During one of my western reading tours twenty years back, Cooley mentioned that he was rewriting his Bloody Jack (1978) for a new edition (2002) through University of Alberta Press, including the addition of the twenty to forty pages that original editor David Arnason had removed. When I mentioned this to the publisher in Edmonton, a few days further, down that western line, they had no idea. He’s doing what?

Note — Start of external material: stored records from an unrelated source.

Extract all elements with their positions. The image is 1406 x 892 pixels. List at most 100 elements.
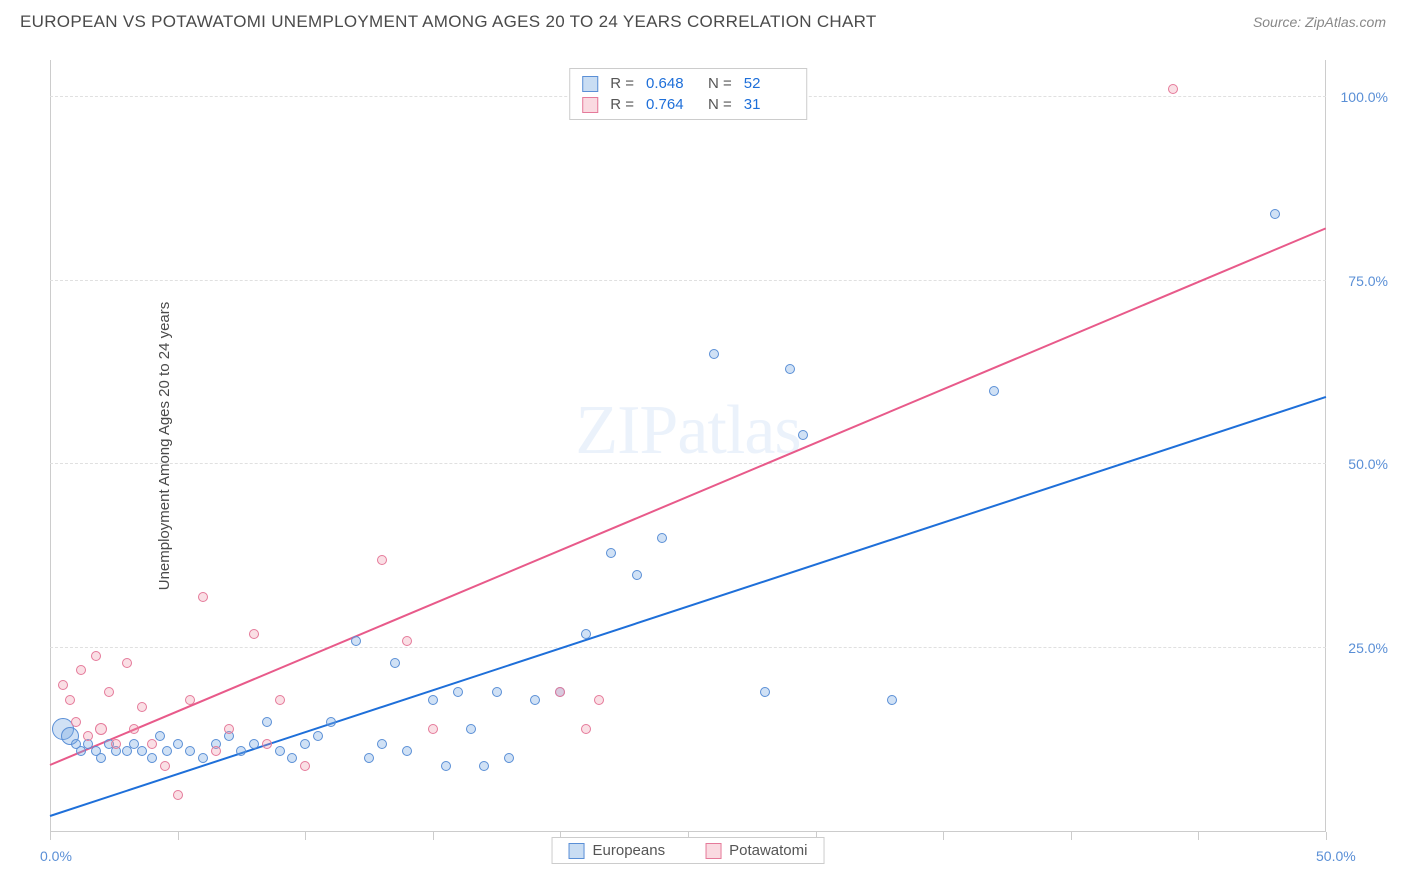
data-point-europeans [1270, 209, 1280, 219]
data-point-potawatomi [581, 724, 591, 734]
n-value: 52 [744, 75, 794, 92]
x-tick-mark [305, 832, 306, 840]
y-tick-label: 100.0% [1341, 89, 1388, 105]
chart-title: EUROPEAN VS POTAWATOMI UNEMPLOYMENT AMON… [20, 12, 877, 32]
correlation-stats-box: R = 0.648 N = 52 R = 0.764 N = 31 [569, 68, 807, 120]
data-point-potawatomi [58, 680, 68, 690]
data-point-potawatomi [173, 790, 183, 800]
data-point-europeans [300, 739, 310, 749]
data-point-potawatomi [185, 695, 195, 705]
data-point-europeans [466, 724, 476, 734]
r-label: R = [610, 75, 634, 92]
x-tick-mark [50, 832, 51, 840]
x-tick-mark [1071, 832, 1072, 840]
data-point-potawatomi [83, 731, 93, 741]
data-point-europeans [287, 753, 297, 763]
scatter-plot: ZIPatlas 25.0%50.0%75.0%100.0%0.0%50.0%R… [50, 60, 1326, 832]
data-point-europeans [798, 430, 808, 440]
data-point-europeans [326, 717, 336, 727]
gridline-h [50, 463, 1326, 464]
stats-row: R = 0.764 N = 31 [582, 94, 794, 115]
series-swatch-icon [582, 97, 598, 113]
data-point-potawatomi [198, 592, 208, 602]
data-point-europeans [236, 746, 246, 756]
data-point-potawatomi [137, 702, 147, 712]
data-point-europeans [989, 386, 999, 396]
data-point-europeans [887, 695, 897, 705]
y-axis-line [50, 60, 51, 832]
x-tick-mark [1326, 832, 1327, 840]
data-point-potawatomi [594, 695, 604, 705]
data-point-europeans [185, 746, 195, 756]
data-point-potawatomi [1168, 84, 1178, 94]
source-attribution: Source: ZipAtlas.com [1253, 14, 1386, 30]
data-point-europeans [441, 761, 451, 771]
legend-label: Potawatomi [729, 842, 807, 859]
data-point-europeans [390, 658, 400, 668]
data-point-europeans [785, 364, 795, 374]
data-point-potawatomi [122, 658, 132, 668]
data-point-europeans [632, 570, 642, 580]
n-label: N = [708, 96, 732, 113]
data-point-europeans [198, 753, 208, 763]
data-point-europeans [530, 695, 540, 705]
data-point-europeans [249, 739, 259, 749]
data-point-europeans [581, 629, 591, 639]
data-point-europeans [275, 746, 285, 756]
data-point-potawatomi [65, 695, 75, 705]
data-point-potawatomi [224, 724, 234, 734]
data-point-europeans [377, 739, 387, 749]
x-tick-label: 50.0% [1316, 848, 1356, 864]
legend-swatch-icon [569, 843, 585, 859]
data-point-europeans [657, 533, 667, 543]
stats-row: R =0.648N =52 [582, 73, 794, 94]
data-point-potawatomi [104, 687, 114, 697]
data-point-europeans [262, 717, 272, 727]
data-point-potawatomi [300, 761, 310, 771]
data-point-potawatomi [71, 717, 81, 727]
data-point-potawatomi [147, 739, 157, 749]
r-label: R = [610, 96, 634, 113]
data-point-europeans [313, 731, 323, 741]
data-point-potawatomi [129, 724, 139, 734]
series-swatch-icon [582, 76, 598, 92]
data-point-europeans [453, 687, 463, 697]
n-value: 31 [744, 96, 794, 113]
gridline-h [50, 280, 1326, 281]
data-point-europeans [402, 746, 412, 756]
data-point-potawatomi [160, 761, 170, 771]
series-legend: Europeans Potawatomi [552, 837, 825, 864]
watermark: ZIPatlas [575, 391, 800, 471]
data-point-europeans [364, 753, 374, 763]
data-point-potawatomi [377, 555, 387, 565]
x-tick-mark [178, 832, 179, 840]
data-point-potawatomi [91, 651, 101, 661]
data-point-potawatomi [402, 636, 412, 646]
data-point-potawatomi [428, 724, 438, 734]
data-point-potawatomi [111, 739, 121, 749]
legend-swatch-icon [705, 843, 721, 859]
r-value: 0.648 [646, 75, 696, 92]
x-tick-mark [433, 832, 434, 840]
data-point-europeans [606, 548, 616, 558]
y-tick-label: 75.0% [1348, 273, 1388, 289]
data-point-potawatomi [211, 746, 221, 756]
data-point-europeans [155, 731, 165, 741]
data-point-potawatomi [76, 665, 86, 675]
r-value: 0.764 [646, 96, 696, 113]
data-point-potawatomi [249, 629, 259, 639]
data-point-potawatomi [555, 687, 565, 697]
legend-label: Europeans [593, 842, 666, 859]
legend-item: Europeans [569, 842, 666, 859]
y-tick-label: 50.0% [1348, 456, 1388, 472]
chart-area: Unemployment Among Ages 20 to 24 years Z… [50, 60, 1326, 832]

I’ve long had the sense that for Cooley, a poem or manuscript is something perpetually in motion, not even held in stasis through publication. Another step down the line. “what is this journal,” this draft writes, early on in the manuscript, “why am i writing always [.]” I’m curious to compare any potential differences between this and the final, published collection. Dennis Cooley, barely able to remain still, simultaneously working on numerous other projects and publications while working on this same particular project since the 1980s, at least, excerpting threads for the sake of book-length publication; this new title, utilizing the title of the entire project, at least the third from the same mound of poems:
this is love in a dry country
this is love in our house
this is the country i take down
careless with blot and erasure
it is the place we live in
and don’t dare say
It took a few days, between Picton and Great Wolf Lodge and Picton again, but here’s what I wrote as my blurb. Is it too much?
There isn’t anyone beyond Cooley able to offer such wild, prairie vernacular, let alone one riffing off a singular work by Sinclair Ross. From Country Music to The Bentleys to love in a dry land, Dennis Cooley playfully provides lyrics as pure gesture, intellectual wordplay and spinning puns in a magical articulation and expansion of open form. Okay, cool it, krazy mclennan, I hear Cooley say, but he can’t deny any of it. love in a dry land is an absolute delight.
*
Our final morning at Great Wolf, the young ladies, nephew, mother-in-law and Christine in the waterpark. I, an hour on the back step. Last night, our session of mini-putt golf was rained out, but only halfway. Christine won, of course, with margins between everyone by a hair. There was laser tag, which Rose achieved far better than the group, her enthusiasms and wild energy. They, in the wave pool; I am on the back deck, warm in the summer sun.
Am I to presume the local skunk emerges, only, come dusk?
Maria Stepanova, from Holy Winter (2024), as translated by Sasha Dugdale: “Blow winds. A crowd of unknown ghosts.”